The demand for delivering video over the World Wide Web is increasing dramatically. This document is an effort to educate and provide video creators with general guidelines to assist with the activities of producing and distributing video on the Web. One important aspect in this endeavor is to provide realistic expectations. Web video is not TV quality. Bandwidth limitations often make creating quality desktop video a challenge. Tradeoffs will have to be made between file size, image quality, frame rate, and audio quality. Compression affects the look of the video at a given bandwidth. This document offers the opportunity to experience different types of videos at different compression rates in different formats.

The compression/decompression routines developed for Web video are improving everyday. Use these guidelines as just that -- information to guide you in the creation and distribution of video on the World Wide Web. The creation of high-quality video begins with the "big picture" approach. Keep the whole production process in mind while carefully planning each step. There are essentially 2 places where picture quality can be lost.

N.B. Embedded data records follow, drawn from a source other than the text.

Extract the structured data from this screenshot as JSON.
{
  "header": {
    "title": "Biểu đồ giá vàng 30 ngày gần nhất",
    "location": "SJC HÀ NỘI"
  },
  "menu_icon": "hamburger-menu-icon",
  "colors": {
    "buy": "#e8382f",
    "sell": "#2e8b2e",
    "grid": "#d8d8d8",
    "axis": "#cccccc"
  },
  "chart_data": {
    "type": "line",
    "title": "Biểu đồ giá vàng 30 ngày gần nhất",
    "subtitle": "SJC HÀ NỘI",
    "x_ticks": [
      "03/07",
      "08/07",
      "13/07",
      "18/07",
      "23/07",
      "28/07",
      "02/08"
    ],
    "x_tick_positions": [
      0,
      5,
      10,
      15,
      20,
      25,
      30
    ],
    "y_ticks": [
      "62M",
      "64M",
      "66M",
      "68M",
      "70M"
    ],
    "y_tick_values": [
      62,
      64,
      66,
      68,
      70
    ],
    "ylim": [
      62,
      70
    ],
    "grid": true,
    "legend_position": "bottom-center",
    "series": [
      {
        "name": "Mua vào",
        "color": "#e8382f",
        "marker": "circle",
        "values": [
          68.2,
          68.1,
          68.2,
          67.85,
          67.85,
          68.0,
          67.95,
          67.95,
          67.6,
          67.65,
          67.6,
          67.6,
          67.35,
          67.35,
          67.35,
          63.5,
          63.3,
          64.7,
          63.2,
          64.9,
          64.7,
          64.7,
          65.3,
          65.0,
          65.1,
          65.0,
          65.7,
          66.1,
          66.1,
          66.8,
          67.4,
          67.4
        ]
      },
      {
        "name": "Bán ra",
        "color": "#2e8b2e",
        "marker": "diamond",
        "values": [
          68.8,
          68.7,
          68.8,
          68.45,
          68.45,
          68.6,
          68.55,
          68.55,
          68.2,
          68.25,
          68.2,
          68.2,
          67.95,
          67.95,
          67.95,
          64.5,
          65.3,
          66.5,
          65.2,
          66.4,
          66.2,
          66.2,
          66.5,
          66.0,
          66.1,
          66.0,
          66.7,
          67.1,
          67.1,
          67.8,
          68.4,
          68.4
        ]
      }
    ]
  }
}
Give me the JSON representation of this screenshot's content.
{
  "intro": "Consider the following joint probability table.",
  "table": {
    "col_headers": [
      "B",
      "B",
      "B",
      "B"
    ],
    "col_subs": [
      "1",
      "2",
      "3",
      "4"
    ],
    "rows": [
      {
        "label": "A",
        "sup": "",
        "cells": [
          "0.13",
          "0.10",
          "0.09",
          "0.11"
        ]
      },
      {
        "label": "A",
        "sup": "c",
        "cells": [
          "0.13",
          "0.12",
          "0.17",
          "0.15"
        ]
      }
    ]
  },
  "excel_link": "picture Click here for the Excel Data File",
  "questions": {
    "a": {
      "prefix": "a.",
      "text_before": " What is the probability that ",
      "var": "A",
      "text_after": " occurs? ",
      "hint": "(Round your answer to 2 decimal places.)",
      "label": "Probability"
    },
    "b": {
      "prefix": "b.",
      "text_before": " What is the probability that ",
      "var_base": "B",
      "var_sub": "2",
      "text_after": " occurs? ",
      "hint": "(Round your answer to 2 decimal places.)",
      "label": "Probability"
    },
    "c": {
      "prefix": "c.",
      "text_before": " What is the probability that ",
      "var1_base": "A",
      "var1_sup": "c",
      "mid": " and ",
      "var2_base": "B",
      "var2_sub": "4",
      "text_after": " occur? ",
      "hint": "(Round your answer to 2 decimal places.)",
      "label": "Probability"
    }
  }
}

  • Video captures two-dimensional images of a three-dimensional world. Some of the detail found in the colors, sounds and images may be lost. Using a high quality camera, good lighting and audio equipment and professional production practices are ways to minimize that loss.

  • Compression of the video is necessary to deliver it over the Web. Compression reduces the amount of data or information in the video again. Using the proper compression is another important step in producing quality video. The old saying "Garbage in, garbage out" is as true with video as any other computer process.

Video technology can be exciting and frustrating. The technology is often on the cutting edge and there are varying standards to go by. Different equipment and software can create challenges. Get to know others on campus who are engaging in these activities. Join the UT Digital Video Producers Group by contacting Diane Gierisch at dianeg@forum.utexas.edu.

These guidelines will address the 2 major types of video on the Web: streaming versus progressive download.

  • Streaming media is live and/or archived audio or video content, delivered in almost real-time to an end user's computer via the Internet. It's also called video-on-demand. For large files, streaming is preferable to downloading because you do not have to wait for the file to download before viewing it. Downloading a video file can greatly increase the amount of time it takes to view a presentation. In addition, many computers do not have the storage capacity to store a long presentation. Streamed presentations are experienced as they are downloaded, and generally not stored on the clients system. Viewers do not need to wait for the entire file to download to experience it. Further, it allows the consumer to jump forward or backward to the section of the content of interest.

  • Progressive downloads are files that are downloaded to the viewers computer. The files do not have to be completely downloaded before viewing begins (some media players have a "quickstart" feature) but the final result is that a copy of the movie exists on the viewers computer. For longer (larger) movies and smaller bandwidth versions or users, this may not be desirable. Determine your audience and their method of Internet connectivity when planning your video.

NOTE: The Video on the Web Guidelines will be reviewed and, if necessary, updated bi-annually.